Canna. Canna Starch.

Botanical name: 

History. — Canna Starch, called by the French "Tous les Mois," is the fecula of an undetermined species of Canna. Some suppose it to be obtained from the root or rhizome of the Canna Coccinea, and others of the Canna Edulis. Both suppositions, however, are very uncertain.

Canna Starch comes from the West India island, St. Kitts. Be its origin what it may, it is an excellent arrowroot. It is in the form of a light, beautifully white powder, with a satiny appearance, very unlike the ordinary forms of fecula ; it looks more like potato-starch than any other variety of fecula, and its granules are larger, being from the 300th to the 200th of an inch in length.
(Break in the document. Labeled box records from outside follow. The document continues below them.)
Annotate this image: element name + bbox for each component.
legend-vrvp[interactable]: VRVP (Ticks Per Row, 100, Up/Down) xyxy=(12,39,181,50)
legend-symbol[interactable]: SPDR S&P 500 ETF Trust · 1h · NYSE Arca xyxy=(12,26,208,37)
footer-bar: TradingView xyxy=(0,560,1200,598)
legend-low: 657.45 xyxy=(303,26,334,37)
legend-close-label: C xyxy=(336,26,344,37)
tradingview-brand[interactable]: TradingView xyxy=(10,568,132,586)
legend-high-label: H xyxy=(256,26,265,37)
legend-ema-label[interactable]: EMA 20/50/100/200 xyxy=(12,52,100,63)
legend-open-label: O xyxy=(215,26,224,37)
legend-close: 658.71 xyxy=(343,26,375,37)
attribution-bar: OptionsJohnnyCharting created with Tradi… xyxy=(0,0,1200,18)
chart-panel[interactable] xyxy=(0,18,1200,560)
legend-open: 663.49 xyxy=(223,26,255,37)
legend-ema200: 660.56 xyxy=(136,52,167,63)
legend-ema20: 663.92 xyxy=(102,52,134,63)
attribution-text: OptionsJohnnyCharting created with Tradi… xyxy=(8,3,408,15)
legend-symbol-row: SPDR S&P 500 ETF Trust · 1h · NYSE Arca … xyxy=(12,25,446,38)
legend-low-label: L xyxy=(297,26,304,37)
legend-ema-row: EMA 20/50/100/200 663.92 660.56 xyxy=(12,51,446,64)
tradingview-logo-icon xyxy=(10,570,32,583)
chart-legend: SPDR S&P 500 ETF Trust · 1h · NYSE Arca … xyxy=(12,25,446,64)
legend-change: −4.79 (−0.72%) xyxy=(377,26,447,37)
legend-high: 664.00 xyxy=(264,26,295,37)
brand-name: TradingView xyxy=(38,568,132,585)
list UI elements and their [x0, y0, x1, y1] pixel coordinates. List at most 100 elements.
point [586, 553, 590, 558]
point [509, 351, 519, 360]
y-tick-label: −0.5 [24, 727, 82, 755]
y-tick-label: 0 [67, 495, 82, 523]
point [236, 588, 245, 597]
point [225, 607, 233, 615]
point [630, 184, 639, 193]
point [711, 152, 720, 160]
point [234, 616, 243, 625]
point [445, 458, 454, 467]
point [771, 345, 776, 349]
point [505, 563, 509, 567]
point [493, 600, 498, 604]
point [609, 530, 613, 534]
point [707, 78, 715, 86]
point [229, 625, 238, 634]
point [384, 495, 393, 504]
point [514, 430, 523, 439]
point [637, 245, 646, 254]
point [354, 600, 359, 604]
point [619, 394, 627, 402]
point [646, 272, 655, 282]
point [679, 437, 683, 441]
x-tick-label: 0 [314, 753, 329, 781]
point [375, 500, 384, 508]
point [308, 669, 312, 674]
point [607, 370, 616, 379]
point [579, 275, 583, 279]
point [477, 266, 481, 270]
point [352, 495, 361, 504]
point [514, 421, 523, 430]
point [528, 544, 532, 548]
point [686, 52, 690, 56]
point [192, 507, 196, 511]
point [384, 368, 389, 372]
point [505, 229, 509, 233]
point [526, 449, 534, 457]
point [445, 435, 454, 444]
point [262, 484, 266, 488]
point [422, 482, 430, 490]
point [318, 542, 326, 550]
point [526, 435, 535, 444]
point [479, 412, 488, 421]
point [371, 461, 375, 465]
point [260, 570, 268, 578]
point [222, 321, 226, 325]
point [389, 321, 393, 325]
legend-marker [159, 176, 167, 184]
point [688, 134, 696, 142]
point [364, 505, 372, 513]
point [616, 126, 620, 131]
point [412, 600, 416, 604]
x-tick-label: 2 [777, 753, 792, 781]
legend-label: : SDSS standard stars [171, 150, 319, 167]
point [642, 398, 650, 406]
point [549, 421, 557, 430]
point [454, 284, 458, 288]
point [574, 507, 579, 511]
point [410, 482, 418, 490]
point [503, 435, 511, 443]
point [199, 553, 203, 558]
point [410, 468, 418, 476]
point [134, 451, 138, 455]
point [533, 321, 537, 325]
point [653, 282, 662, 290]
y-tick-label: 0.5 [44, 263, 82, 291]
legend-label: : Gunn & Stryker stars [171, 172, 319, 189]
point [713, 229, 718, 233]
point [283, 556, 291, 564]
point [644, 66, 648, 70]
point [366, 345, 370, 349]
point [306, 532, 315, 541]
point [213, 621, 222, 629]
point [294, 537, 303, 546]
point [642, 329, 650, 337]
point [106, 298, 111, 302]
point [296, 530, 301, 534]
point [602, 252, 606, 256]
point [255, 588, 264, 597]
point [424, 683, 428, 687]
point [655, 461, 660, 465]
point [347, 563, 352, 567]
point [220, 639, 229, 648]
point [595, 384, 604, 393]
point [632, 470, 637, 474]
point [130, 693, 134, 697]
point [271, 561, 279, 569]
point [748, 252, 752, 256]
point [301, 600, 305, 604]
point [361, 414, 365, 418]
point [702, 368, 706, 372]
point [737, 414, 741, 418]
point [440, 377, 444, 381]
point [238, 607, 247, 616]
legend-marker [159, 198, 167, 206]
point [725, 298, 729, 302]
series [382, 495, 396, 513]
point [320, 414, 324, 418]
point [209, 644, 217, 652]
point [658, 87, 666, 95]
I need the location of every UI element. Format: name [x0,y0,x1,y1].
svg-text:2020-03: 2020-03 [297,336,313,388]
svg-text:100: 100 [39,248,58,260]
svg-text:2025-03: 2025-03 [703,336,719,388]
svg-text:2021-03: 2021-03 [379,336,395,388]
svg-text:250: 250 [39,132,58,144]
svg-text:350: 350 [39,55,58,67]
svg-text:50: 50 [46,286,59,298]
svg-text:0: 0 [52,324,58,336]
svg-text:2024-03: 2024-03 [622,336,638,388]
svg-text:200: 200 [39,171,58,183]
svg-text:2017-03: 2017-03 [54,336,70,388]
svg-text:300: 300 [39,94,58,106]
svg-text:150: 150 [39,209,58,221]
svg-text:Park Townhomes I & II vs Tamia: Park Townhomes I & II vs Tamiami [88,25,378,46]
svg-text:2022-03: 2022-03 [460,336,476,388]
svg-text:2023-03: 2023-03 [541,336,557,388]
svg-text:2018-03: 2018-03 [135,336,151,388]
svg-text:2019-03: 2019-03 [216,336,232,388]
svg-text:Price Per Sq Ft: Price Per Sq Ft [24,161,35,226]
Under the microscope these granules are oval or oblong, usually more or less ovate, with numerous, regular, closely set, and unequally distant concentric rings, and a circular hilum, usually at the smaller extremity, and occasionally double, from which proceed the cracks observable in some of the larger grains. This starch has the ordinary chemical properties of common starch, and forms, when prepared with boiling water, a stiff jelly.

Properties and Uses. — Canna starch forms a nutritious and wholesome food for infants and invalids. It may be prepared in the same manner as arrowroot, and may be used in the same cases. By many it is preferred to any other kind of arrowroot.